Nobody can say that we Dundonians are not romantic, ambitious and jealously proud of our beautiful home, because those are all suggestions for Dundee’s 2017 city of culture celebration.

The suggestions came from the people of Dundee using we Dundee, a new digital interactive community hub that allowed the team to pull together inspiration and ideas from all our citizens.

I believe it to be a first in the United Kingdom.

Everyone had their say on what they want Dundee to celebrate in 2017—a special year for them.

The bid is a community bid, made up of the voices of Dundonians singing proudly for their city.

Feats of engineering, computing, a history of jute—weaving and spinning, hard work

“shifting bobbins coarse and fine”—

and our tough experiences in the mills and the factories make up our stories and our struggles, all of which encouraged Dundee to seize cultural opportunities when they reappeared in our city, when the RRS Discovery sailed home in 1986.

Culture, music, art and drama are nothing without a story and a struggle.

They are about the art of making the everyday beautiful.

That is why our cultural renaissance has been so successful, so inclusive and so pervasive in the city.

Our city is not divided when it comes to embracing culture.

Music rings out from venues throughout the city, and art galleries are successful—especially the newly refurbished McManus galleries, which the culture secretary mentioned.

In Dundee, we are united in the love of our home city and the culture that it boasts.

However, our city is divided in terms of the share of wealth and opportunities.

That is why the greatest challenge of the 2017 bid is to ensure that the year of celebration reaps benefits for all our communities.

Our greatest challenge in Dundee is to create wealth and opportunity in communities that suffer the blights of unemployment, drugs, shorter lives and the desolation that wrecks dreams.

That is at the core of why Dundee is bidding for the important city of culture status.

We know the transformative effects of culture.

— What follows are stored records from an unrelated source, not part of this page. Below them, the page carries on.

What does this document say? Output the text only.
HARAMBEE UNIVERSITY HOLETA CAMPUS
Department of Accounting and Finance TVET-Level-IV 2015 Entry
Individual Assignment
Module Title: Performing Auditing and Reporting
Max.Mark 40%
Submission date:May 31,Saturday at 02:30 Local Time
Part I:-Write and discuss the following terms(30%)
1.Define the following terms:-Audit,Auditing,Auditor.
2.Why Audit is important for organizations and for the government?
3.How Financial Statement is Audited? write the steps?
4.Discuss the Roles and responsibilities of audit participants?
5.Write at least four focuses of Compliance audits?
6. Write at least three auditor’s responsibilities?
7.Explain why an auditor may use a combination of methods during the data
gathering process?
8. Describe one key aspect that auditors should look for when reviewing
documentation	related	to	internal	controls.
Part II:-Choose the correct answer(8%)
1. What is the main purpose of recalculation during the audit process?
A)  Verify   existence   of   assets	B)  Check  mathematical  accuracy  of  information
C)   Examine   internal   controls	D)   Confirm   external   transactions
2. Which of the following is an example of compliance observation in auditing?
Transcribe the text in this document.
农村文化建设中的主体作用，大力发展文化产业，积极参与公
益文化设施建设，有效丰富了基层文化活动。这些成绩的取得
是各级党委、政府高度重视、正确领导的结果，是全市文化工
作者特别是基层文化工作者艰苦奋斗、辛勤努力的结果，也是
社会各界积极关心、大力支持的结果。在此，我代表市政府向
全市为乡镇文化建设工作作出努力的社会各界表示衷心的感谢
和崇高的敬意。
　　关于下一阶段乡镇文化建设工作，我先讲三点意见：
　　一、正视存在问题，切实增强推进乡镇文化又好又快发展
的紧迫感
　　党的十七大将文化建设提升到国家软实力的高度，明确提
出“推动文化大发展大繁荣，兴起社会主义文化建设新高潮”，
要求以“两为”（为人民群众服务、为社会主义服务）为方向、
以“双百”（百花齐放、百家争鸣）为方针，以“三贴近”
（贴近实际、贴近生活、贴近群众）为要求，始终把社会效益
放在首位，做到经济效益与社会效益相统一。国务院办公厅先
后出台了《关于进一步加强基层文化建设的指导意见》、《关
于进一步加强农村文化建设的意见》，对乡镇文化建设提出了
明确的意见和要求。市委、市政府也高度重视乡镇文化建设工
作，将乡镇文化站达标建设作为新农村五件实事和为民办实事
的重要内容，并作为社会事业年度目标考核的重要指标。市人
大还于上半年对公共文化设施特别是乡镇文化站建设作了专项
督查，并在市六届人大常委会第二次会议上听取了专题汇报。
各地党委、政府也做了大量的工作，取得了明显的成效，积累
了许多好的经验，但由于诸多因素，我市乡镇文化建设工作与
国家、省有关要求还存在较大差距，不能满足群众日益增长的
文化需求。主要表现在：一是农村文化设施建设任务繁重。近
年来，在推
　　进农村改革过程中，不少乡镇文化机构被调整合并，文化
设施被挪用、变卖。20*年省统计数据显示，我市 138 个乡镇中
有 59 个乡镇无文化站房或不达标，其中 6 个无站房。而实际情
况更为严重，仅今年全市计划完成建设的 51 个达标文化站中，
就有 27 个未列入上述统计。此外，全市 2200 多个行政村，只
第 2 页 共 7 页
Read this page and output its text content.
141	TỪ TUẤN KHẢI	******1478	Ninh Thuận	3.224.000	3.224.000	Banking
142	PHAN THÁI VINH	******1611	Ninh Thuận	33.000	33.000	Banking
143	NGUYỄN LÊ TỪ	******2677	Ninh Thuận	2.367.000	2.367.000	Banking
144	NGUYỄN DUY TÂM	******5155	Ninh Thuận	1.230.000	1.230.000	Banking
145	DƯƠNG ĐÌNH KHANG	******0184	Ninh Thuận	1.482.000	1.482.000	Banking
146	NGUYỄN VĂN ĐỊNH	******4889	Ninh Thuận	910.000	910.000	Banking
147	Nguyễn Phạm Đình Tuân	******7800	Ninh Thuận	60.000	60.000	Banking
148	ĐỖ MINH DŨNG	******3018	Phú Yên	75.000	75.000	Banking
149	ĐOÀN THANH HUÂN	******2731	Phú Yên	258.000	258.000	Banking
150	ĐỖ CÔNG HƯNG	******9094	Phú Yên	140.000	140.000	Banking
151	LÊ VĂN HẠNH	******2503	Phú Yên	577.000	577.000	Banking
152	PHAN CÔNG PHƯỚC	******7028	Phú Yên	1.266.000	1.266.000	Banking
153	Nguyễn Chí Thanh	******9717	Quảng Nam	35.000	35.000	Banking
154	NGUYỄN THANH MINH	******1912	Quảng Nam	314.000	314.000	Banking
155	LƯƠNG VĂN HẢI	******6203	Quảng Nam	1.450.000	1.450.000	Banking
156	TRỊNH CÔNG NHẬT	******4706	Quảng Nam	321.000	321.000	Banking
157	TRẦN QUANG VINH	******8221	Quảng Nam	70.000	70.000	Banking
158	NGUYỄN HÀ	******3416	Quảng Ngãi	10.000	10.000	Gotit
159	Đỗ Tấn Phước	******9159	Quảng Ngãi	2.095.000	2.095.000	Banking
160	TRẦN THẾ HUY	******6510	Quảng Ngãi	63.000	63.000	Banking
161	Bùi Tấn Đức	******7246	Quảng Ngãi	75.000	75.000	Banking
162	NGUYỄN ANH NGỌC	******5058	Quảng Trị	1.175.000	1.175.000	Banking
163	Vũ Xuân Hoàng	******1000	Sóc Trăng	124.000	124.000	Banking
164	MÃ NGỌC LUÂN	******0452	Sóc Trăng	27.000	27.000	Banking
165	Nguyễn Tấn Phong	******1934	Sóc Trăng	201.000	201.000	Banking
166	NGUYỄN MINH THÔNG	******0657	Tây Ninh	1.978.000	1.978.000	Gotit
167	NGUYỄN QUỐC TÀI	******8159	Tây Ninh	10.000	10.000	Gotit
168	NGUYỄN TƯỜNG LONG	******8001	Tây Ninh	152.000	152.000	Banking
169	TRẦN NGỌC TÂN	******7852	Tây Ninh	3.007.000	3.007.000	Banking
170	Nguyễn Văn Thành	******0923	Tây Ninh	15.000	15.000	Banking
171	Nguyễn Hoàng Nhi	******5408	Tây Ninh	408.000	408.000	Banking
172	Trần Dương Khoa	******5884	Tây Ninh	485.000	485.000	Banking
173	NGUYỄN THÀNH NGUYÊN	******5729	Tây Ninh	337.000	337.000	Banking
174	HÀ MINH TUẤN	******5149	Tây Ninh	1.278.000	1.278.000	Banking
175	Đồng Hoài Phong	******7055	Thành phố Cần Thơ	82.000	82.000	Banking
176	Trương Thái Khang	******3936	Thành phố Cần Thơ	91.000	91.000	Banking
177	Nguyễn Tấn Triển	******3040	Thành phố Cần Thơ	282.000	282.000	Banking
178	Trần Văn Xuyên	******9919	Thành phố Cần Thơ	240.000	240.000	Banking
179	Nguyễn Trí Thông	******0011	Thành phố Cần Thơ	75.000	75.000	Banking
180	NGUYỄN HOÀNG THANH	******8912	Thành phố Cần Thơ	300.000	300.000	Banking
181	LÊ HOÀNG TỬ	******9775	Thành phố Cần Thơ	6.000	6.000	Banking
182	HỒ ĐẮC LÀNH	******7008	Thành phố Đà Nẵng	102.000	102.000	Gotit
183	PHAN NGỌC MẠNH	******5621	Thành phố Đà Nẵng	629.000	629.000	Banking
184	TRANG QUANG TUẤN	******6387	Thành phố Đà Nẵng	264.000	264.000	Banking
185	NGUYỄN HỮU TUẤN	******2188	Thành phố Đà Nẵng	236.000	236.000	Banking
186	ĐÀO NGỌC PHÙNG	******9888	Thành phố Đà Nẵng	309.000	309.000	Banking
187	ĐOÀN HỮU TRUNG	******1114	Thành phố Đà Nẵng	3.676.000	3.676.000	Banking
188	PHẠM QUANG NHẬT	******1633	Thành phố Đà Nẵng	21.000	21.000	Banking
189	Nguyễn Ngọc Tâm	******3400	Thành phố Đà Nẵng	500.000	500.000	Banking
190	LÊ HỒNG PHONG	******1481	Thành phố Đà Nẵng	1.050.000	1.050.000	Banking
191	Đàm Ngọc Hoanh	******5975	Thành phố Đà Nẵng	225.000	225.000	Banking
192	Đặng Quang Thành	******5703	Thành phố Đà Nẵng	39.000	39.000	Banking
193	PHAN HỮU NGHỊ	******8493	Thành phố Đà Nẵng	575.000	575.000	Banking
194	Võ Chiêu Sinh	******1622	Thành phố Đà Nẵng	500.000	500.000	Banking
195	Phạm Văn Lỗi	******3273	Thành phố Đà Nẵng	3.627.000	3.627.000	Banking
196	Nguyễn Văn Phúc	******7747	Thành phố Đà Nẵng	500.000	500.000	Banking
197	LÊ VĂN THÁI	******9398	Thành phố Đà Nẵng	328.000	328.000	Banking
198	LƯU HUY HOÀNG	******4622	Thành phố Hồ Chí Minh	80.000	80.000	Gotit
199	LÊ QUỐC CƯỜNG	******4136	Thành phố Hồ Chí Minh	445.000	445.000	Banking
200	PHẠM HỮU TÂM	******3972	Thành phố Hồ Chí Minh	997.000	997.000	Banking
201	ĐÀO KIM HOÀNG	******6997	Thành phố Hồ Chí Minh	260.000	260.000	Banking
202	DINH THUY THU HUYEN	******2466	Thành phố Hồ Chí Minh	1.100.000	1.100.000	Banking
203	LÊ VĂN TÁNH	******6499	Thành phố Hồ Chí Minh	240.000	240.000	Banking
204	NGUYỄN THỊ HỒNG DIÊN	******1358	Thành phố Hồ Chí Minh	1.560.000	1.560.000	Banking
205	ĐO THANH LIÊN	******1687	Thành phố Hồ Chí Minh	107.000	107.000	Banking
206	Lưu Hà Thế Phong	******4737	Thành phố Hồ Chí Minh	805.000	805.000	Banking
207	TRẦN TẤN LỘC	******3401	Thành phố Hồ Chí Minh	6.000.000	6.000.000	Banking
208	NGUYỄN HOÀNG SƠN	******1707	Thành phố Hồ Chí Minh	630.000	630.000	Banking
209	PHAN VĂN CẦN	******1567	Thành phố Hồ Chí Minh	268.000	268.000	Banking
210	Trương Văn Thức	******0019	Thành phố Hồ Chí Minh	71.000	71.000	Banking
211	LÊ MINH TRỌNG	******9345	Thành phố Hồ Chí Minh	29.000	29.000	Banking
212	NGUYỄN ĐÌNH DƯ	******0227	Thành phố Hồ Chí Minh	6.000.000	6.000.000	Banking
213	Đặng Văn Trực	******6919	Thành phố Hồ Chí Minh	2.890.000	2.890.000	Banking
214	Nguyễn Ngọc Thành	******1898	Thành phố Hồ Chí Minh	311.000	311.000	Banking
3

We have witnessed Dundee’s transformation over the past 40 years from a post-industrial city to an exciting hub of scientific research, with some of the finest engineering minds in the world staying in the city and creating new companies and opportunities in the life sciences, medicine, technology, computing and gaming.

We witnessed the deluge of Dundonians into the Dundee Contemporary Arts centre when Donald Dewar opened its doors in 1999.

We remember the fun of the Dundee 800 and the community spirit of “Witch’s Blood”.

We know that with a well thought-out bid, as our bid is, and a well-funded plan for 2017, city of culture status for Dundee will make a difference to the lives of many of our citizens.

It will raise our aspirations further and give us shared and individual memories of the beautiful everyday, centred around our prized V&A at Dundee on the waterfront.

That is why I am delighted that there is cross-party support in Parliament for the Scottish Government’s motion, which clearly indicates the unequivocal support of the First Minister and the Scottish Government and its agencies, who stand four-square behind the bid.

That is what we need, if we are to win.

Our competitors are fierce, and rightly have aspirations for their communities that are similar to our aspirations for Dundee.

Our bid needs unequivocal commitment from all levels of government in Scotland if it is to be a success for Dundee and the whole of Scotland.

That is why I am delighted that the culture secretary has given such a commitment tonight.

We will vote for the Government’s motion at decision time, with pride and with hope.